While traveling around Japan, I’ve noticed differences in people’s behavior, language, food, and modes of transportation. People in Keihanshin seem to be more relaxed and less rushed. There are still a lot of people who are serious and busy, but less than in Tokyo. We also talked about the differing dialects between the two regions. I’ve noticed the accent is a bit lower sounding here, but it’s hard for me to tell.
There are different food specialties in different regions around Japan. One of my classmates asked about the food I ate so far and I talked about Okonomiyaki from Hiroshima. He said I have to try Osakan style, because different regions have different versions of the food. I tried some yesterday in Osaka and watched the different way it was made. Personally, I prefer Hiroshima style, but I will try more to make sure. I’ve also noticed that there are more cars in Keihanshin. There’s been more traffic and we have to take a bus to get to class. We talked in class about how there are more cars in this region compared to Tokyo, but still a good amount of public transportation.

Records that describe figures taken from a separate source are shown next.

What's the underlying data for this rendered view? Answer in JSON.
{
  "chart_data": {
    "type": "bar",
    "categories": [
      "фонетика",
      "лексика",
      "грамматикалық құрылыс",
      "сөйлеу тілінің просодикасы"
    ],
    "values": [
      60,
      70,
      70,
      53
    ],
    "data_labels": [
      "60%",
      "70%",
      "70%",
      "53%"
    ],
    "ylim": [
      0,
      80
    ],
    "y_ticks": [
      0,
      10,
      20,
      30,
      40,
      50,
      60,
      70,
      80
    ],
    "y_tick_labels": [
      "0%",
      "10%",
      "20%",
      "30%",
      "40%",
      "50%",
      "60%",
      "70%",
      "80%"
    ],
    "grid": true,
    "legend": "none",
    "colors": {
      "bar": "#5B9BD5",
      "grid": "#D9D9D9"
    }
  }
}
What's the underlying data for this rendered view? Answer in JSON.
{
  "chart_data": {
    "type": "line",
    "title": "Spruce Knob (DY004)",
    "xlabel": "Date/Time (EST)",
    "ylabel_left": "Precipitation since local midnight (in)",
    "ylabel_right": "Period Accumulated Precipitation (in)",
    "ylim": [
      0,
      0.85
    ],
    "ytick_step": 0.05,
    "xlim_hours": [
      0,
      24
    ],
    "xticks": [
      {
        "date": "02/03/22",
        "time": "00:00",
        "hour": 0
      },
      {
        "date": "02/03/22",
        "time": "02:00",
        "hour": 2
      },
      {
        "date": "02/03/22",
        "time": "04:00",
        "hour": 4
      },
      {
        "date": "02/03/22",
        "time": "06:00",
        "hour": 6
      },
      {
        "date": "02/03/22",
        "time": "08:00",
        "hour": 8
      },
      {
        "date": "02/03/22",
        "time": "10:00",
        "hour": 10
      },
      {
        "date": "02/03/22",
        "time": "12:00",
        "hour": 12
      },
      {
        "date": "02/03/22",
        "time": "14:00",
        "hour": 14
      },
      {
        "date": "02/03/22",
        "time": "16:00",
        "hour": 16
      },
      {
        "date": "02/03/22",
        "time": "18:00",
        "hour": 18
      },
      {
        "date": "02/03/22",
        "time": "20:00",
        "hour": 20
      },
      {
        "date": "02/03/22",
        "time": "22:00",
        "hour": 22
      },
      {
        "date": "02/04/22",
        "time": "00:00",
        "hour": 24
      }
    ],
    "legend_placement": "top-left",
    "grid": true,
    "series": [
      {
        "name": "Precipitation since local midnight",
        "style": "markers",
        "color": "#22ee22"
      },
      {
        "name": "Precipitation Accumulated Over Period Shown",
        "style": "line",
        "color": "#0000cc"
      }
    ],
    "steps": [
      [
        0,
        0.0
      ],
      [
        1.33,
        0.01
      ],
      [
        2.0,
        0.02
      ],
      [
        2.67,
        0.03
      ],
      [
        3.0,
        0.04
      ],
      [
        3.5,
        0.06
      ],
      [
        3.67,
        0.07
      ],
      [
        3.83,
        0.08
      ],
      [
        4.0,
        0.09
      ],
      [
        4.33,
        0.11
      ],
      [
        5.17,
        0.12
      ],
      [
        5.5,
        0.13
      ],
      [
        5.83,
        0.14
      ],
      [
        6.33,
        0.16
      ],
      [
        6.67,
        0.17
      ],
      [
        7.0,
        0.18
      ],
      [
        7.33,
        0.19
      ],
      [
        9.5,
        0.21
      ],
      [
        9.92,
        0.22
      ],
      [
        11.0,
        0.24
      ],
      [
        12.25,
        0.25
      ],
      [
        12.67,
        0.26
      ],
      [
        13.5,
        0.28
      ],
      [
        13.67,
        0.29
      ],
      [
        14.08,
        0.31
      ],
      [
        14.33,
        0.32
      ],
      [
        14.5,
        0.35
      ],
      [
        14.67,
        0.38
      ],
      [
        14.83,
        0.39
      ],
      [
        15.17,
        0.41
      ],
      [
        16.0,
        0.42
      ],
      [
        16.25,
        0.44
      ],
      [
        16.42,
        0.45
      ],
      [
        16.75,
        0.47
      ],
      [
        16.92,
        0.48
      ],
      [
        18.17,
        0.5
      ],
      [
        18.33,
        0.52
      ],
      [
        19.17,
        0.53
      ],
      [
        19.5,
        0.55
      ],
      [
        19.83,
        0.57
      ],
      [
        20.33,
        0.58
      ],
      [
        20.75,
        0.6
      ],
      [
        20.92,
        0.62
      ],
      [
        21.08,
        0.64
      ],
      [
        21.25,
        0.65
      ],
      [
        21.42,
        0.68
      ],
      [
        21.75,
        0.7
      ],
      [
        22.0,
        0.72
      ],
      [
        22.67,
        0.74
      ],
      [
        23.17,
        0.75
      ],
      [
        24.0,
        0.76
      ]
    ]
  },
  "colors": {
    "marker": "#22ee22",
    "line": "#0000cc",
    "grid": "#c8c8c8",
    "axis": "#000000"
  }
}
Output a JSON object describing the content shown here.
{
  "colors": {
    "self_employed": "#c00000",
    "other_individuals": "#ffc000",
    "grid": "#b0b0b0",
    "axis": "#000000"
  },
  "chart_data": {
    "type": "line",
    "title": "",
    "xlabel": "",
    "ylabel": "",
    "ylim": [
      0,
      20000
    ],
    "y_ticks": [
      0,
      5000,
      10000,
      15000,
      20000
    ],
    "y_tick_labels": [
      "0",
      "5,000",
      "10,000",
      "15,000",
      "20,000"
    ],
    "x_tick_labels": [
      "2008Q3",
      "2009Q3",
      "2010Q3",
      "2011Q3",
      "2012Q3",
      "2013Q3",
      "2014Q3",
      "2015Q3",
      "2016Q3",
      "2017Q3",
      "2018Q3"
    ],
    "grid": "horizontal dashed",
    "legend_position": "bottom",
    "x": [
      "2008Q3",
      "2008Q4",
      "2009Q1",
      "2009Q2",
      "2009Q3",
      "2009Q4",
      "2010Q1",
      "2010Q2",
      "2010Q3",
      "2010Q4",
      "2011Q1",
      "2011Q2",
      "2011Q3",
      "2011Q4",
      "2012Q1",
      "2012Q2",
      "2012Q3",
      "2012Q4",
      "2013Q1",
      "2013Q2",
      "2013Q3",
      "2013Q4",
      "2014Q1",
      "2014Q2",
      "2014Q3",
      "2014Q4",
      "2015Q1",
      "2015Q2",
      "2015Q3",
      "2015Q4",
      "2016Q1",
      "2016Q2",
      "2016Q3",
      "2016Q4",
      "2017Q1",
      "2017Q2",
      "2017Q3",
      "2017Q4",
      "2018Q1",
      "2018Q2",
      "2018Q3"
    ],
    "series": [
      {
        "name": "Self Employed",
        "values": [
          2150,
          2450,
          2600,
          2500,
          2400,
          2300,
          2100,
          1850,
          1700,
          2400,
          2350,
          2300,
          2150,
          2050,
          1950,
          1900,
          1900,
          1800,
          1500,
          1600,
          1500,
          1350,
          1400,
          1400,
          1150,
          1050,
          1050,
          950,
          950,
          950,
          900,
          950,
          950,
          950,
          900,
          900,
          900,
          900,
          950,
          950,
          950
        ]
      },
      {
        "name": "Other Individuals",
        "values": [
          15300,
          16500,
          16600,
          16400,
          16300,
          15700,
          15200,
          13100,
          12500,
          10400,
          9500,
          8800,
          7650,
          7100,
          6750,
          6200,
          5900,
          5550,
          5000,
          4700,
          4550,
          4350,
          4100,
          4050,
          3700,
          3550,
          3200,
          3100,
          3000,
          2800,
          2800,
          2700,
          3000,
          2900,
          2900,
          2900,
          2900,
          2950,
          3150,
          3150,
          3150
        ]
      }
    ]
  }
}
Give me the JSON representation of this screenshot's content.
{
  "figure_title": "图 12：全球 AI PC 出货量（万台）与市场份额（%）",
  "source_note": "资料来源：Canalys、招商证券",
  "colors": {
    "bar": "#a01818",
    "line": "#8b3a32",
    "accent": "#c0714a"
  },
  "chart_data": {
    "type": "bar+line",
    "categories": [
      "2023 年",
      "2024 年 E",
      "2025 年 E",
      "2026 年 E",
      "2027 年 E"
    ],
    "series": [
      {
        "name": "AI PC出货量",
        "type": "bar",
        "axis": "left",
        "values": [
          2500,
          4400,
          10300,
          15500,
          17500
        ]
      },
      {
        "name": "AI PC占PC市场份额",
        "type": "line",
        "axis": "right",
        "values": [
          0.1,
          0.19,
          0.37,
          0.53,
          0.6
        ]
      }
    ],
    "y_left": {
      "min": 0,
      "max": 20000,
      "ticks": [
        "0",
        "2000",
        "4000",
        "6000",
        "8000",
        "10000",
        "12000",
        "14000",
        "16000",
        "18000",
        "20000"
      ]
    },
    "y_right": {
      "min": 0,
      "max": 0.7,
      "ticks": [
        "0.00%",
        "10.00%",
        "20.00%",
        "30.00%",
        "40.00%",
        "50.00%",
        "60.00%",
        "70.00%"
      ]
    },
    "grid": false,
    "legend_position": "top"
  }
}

Japan has regional differences that are more easily defined than regions in the US. People from Keihanshin seem to have an somewhat unified identity, but it’s more difficult to find people in an area like the South with a collective identity. Americans define themselves as American, rather than a Southerner, for example. There are some regional differences in the US, such as accents and behaviors (laid back west coast, polite south, etc.) and some foods (deep dish pizza, pecan pie). Since Americans come from many different backgrounds, they each have their own traditions, but still share common traditions like thanksgiving. People are mixed all around the country and people within a region can be completely different. There are regionalistic similarities but it’s difficult to group these areas together because of the diversity of people living there. Maybe this is true in Japan too, but I haven't noticed it so far.